Radiant systems are a great alternative to forced air systems
Radiant heating systems supply heat directly to the floor of a house. The systems depend largely on radiant heat transfer — the delivery of heat directly from the hot surface to the people and objects in the room via infrared radiation. Radiant heating is the effect you feel when you can feel the warmth of a hot stovetop element from across the room. When radiant heating is located in the floor, it is often called radiant floor heating or simply floor heating.
Radiant heating has a number of advantages. It is more efficient than baseboard heating and usually more efficient than forced-air heating because it eliminates duct losses. People with allergies often prefer radiant heat because it doesn’t distribute allergens like forced air systems can. Hydronic (liquid-based) systems use little electricity, a benefit for homes off the power grid or in areas with high electricity prices. Hydronic systems can use a wide variety of energy sources to heat the liquid, including standard gas- or oil-fired boilers, wood-fired boilers, solar water heaters, or a combination of these sources.
Despite its name, radiant floor heating depends heavily on convection, the natural circulation of heat within a room as air warmed by the floor rises. Radiant floor heating systems are significantly different from the radiant panels used in walls and ceilings.
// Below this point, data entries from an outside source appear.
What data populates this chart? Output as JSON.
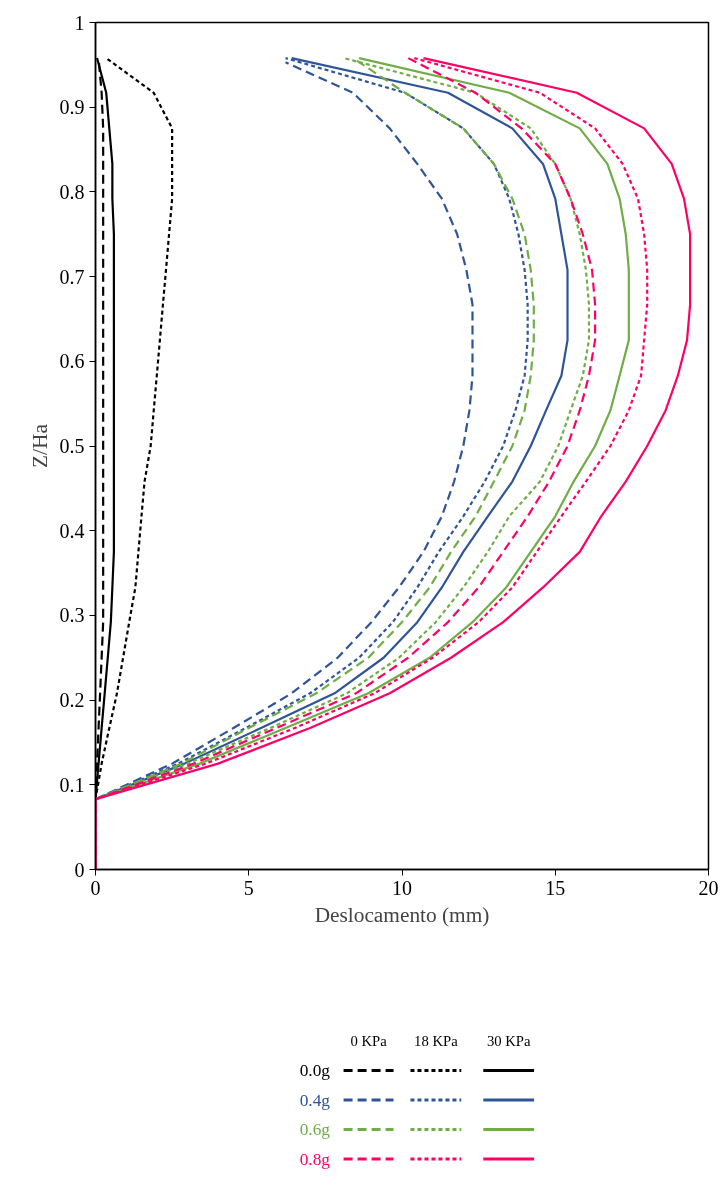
{
  "chart_data": {
    "type": "line",
    "xlabel": "Deslocamento (mm)",
    "ylabel": "Z/Ha",
    "xlim": [
      0,
      20
    ],
    "ylim": [
      0,
      1
    ],
    "xticks": [
      0,
      5,
      10,
      15,
      20
    ],
    "yticks": [
      0,
      0.1,
      0.2,
      0.3,
      0.4,
      0.5,
      0.6,
      0.7,
      0.8,
      0.9,
      1
    ],
    "annotations": [
      "0 KPa",
      "18 KPa",
      "30 KPa",
      "0.0g",
      "0.4g",
      "0.6g",
      "0.8g"
    ],
    "series": [
      {
        "color": "#000000",
        "line_style": "dashed",
        "x": [
          0,
          0,
          0.05,
          0.1,
          0.15,
          0.2,
          0.25,
          0.25,
          0.25,
          0.25,
          0.25,
          0.25,
          0.25,
          0.25,
          0.25,
          0.25,
          0.25,
          0.25,
          0.25,
          0.25,
          0.25,
          0.2,
          0.1
        ],
        "values": [
          0,
          0.083,
          0.125,
          0.167,
          0.208,
          0.25,
          0.292,
          0.333,
          0.375,
          0.417,
          0.458,
          0.5,
          0.542,
          0.583,
          0.625,
          0.667,
          0.708,
          0.75,
          0.792,
          0.833,
          0.875,
          0.917,
          0.958
        ]
      },
      {
        "color": "#000000",
        "line_style": "dotted",
        "x": [
          0,
          0,
          0.2,
          0.45,
          0.7,
          0.9,
          1.1,
          1.3,
          1.4,
          1.5,
          1.6,
          1.8,
          1.9,
          2.0,
          2.1,
          2.2,
          2.3,
          2.4,
          2.5,
          2.5,
          2.5,
          1.9,
          0.35
        ],
        "values": [
          0,
          0.083,
          0.125,
          0.167,
          0.208,
          0.25,
          0.292,
          0.333,
          0.375,
          0.417,
          0.458,
          0.5,
          0.542,
          0.583,
          0.625,
          0.667,
          0.708,
          0.75,
          0.792,
          0.833,
          0.875,
          0.917,
          0.958
        ]
      },
      {
        "color": "#000000",
        "line_style": "solid",
        "x": [
          0,
          0,
          0.1,
          0.2,
          0.3,
          0.4,
          0.5,
          0.55,
          0.6,
          0.6,
          0.6,
          0.6,
          0.6,
          0.6,
          0.6,
          0.6,
          0.6,
          0.6,
          0.55,
          0.55,
          0.45,
          0.35,
          0.05
        ],
        "values": [
          0,
          0.083,
          0.125,
          0.167,
          0.208,
          0.25,
          0.292,
          0.333,
          0.375,
          0.417,
          0.458,
          0.5,
          0.542,
          0.583,
          0.625,
          0.667,
          0.708,
          0.75,
          0.792,
          0.833,
          0.875,
          0.917,
          0.958
        ]
      },
      {
        "color": "#2f5597",
        "line_style": "dashed",
        "x": [
          0,
          0,
          2.5,
          4.5,
          6.4,
          7.9,
          9.0,
          9.9,
          10.7,
          11.3,
          11.7,
          12.0,
          12.2,
          12.3,
          12.3,
          12.3,
          12.1,
          11.8,
          11.3,
          10.5,
          9.6,
          8.4,
          6.2
        ],
        "values": [
          0,
          0.083,
          0.125,
          0.167,
          0.208,
          0.25,
          0.292,
          0.333,
          0.375,
          0.417,
          0.458,
          0.5,
          0.542,
          0.583,
          0.625,
          0.667,
          0.708,
          0.75,
          0.792,
          0.833,
          0.875,
          0.917,
          0.953
        ]
      },
      {
        "color": "#2f5597",
        "line_style": "dotted",
        "x": [
          0,
          0,
          2.7,
          4.9,
          7.0,
          8.6,
          9.7,
          10.5,
          11.2,
          12.0,
          12.7,
          13.3,
          13.7,
          14.0,
          14.1,
          14.1,
          14.0,
          13.8,
          13.5,
          13.0,
          12.0,
          10.1,
          6.2
        ],
        "values": [
          0,
          0.083,
          0.125,
          0.167,
          0.208,
          0.25,
          0.292,
          0.333,
          0.375,
          0.417,
          0.458,
          0.5,
          0.542,
          0.583,
          0.625,
          0.667,
          0.708,
          0.75,
          0.792,
          0.833,
          0.875,
          0.917,
          0.958
        ]
      },
      {
        "color": "#2f5597",
        "line_style": "solid",
        "x": [
          0,
          0,
          2.9,
          5.4,
          7.8,
          9.4,
          10.5,
          11.3,
          12.0,
          12.8,
          13.6,
          14.2,
          14.7,
          15.2,
          15.4,
          15.4,
          15.4,
          15.2,
          15.0,
          14.6,
          13.6,
          11.5,
          6.4
        ],
        "values": [
          0,
          0.083,
          0.125,
          0.167,
          0.208,
          0.25,
          0.292,
          0.333,
          0.375,
          0.417,
          0.458,
          0.5,
          0.542,
          0.583,
          0.625,
          0.667,
          0.708,
          0.75,
          0.792,
          0.833,
          0.875,
          0.917,
          0.958
        ]
      },
      {
        "color": "#70ad47",
        "line_style": "dashed",
        "x": [
          0,
          0,
          2.8,
          5.0,
          7.2,
          8.9,
          10.0,
          10.9,
          11.6,
          12.4,
          13.0,
          13.6,
          14.0,
          14.2,
          14.3,
          14.3,
          14.2,
          14.0,
          13.6,
          13.0,
          12.0,
          10.1,
          8.4
        ],
        "values": [
          0,
          0.083,
          0.125,
          0.167,
          0.208,
          0.25,
          0.292,
          0.333,
          0.375,
          0.417,
          0.458,
          0.5,
          0.542,
          0.583,
          0.625,
          0.667,
          0.708,
          0.75,
          0.792,
          0.833,
          0.875,
          0.917,
          0.958
        ]
      },
      {
        "color": "#70ad47",
        "line_style": "dotted",
        "x": [
          0,
          0,
          3.0,
          5.7,
          8.2,
          9.9,
          11.1,
          12.0,
          12.8,
          13.5,
          14.5,
          15.1,
          15.5,
          15.9,
          16.1,
          16.1,
          16.0,
          15.8,
          15.5,
          15.0,
          14.2,
          12.4,
          8.1
        ],
        "values": [
          0,
          0.083,
          0.125,
          0.167,
          0.208,
          0.25,
          0.292,
          0.333,
          0.375,
          0.417,
          0.458,
          0.5,
          0.542,
          0.583,
          0.625,
          0.667,
          0.708,
          0.75,
          0.792,
          0.833,
          0.875,
          0.917,
          0.958
        ]
      },
      {
        "color": "#70ad47",
        "line_style": "solid",
        "x": [
          0,
          0,
          3.4,
          6.2,
          8.9,
          10.9,
          12.3,
          13.4,
          14.2,
          15.0,
          15.6,
          16.3,
          16.8,
          17.1,
          17.4,
          17.4,
          17.4,
          17.3,
          17.1,
          16.7,
          15.8,
          13.5,
          8.6
        ],
        "values": [
          0,
          0.083,
          0.125,
          0.167,
          0.208,
          0.25,
          0.292,
          0.333,
          0.375,
          0.417,
          0.458,
          0.5,
          0.542,
          0.583,
          0.625,
          0.667,
          0.708,
          0.75,
          0.792,
          0.833,
          0.875,
          0.917,
          0.958
        ]
      },
      {
        "color": "#ff0066",
        "line_style": "dashed",
        "x": [
          0,
          0,
          3.2,
          5.9,
          8.5,
          10.2,
          11.5,
          12.5,
          13.3,
          14.1,
          14.8,
          15.4,
          15.8,
          16.1,
          16.3,
          16.3,
          16.2,
          15.9,
          15.5,
          15.0,
          13.9,
          12.4,
          10.2
        ],
        "values": [
          0,
          0.083,
          0.125,
          0.167,
          0.208,
          0.25,
          0.292,
          0.333,
          0.375,
          0.417,
          0.458,
          0.5,
          0.542,
          0.583,
          0.625,
          0.667,
          0.708,
          0.75,
          0.792,
          0.833,
          0.875,
          0.917,
          0.958
        ]
      },
      {
        "color": "#ff0066",
        "line_style": "dotted",
        "x": [
          0,
          0,
          3.6,
          6.5,
          9.1,
          11.0,
          12.5,
          13.6,
          14.4,
          15.2,
          16.0,
          16.8,
          17.4,
          17.8,
          17.9,
          18.0,
          18.0,
          17.9,
          17.7,
          17.2,
          16.3,
          14.5,
          10.4
        ],
        "values": [
          0,
          0.083,
          0.125,
          0.167,
          0.208,
          0.25,
          0.292,
          0.333,
          0.375,
          0.417,
          0.458,
          0.5,
          0.542,
          0.583,
          0.625,
          0.667,
          0.708,
          0.75,
          0.792,
          0.833,
          0.875,
          0.917,
          0.958
        ]
      },
      {
        "color": "#ff0066",
        "line_style": "solid",
        "x": [
          0,
          0,
          4.0,
          7.0,
          9.6,
          11.6,
          13.3,
          14.6,
          15.8,
          16.5,
          17.3,
          18.0,
          18.6,
          19.0,
          19.3,
          19.4,
          19.4,
          19.4,
          19.2,
          18.8,
          17.9,
          15.7,
          10.7
        ],
        "values": [
          0,
          0.083,
          0.125,
          0.167,
          0.208,
          0.25,
          0.292,
          0.333,
          0.375,
          0.417,
          0.458,
          0.5,
          0.542,
          0.583,
          0.625,
          0.667,
          0.708,
          0.75,
          0.792,
          0.833,
          0.875,
          0.917,
          0.958
        ]
      }
    ]
  }
}
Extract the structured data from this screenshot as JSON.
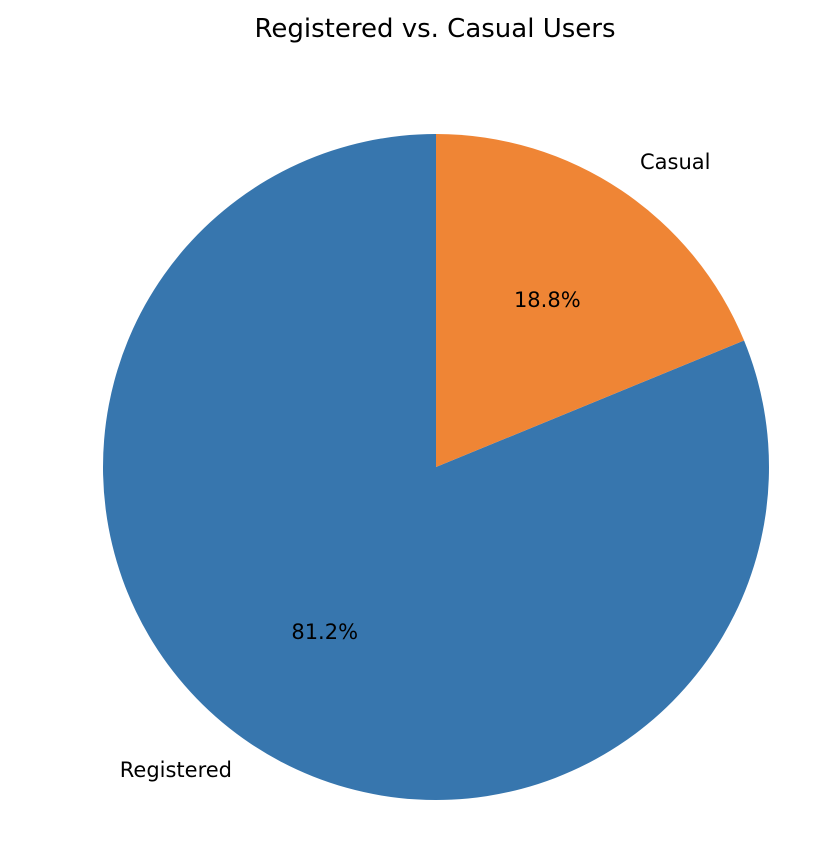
{
  "chart_data": {
    "type": "pie",
    "title": "Registered vs. Casual Users",
    "start_angle_deg": 90,
    "direction": "counterclockwise",
    "slices": [
      {
        "label": "Registered",
        "value": 81.2,
        "pct_label": "81.2%",
        "color": "#3776ae"
      },
      {
        "label": "Casual",
        "value": 18.8,
        "pct_label": "18.8%",
        "color": "#ef8535"
      }
    ]
  }
}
For this reason, the following sections discuss radiant floor heat and radiant panels separately.
Radiant Floor Heat
Hydronic (liquid) systems are the most popular and cost-effective radiant heating systems for heating-dominated climates. Hydronic radiant floor systems pump heated water from a boiler through tubing laid in a pattern under the floor. In some systems, controlling the flow of hot water through each tubing loop by using zoning valves or pumps and thermostats regulates room temperatures.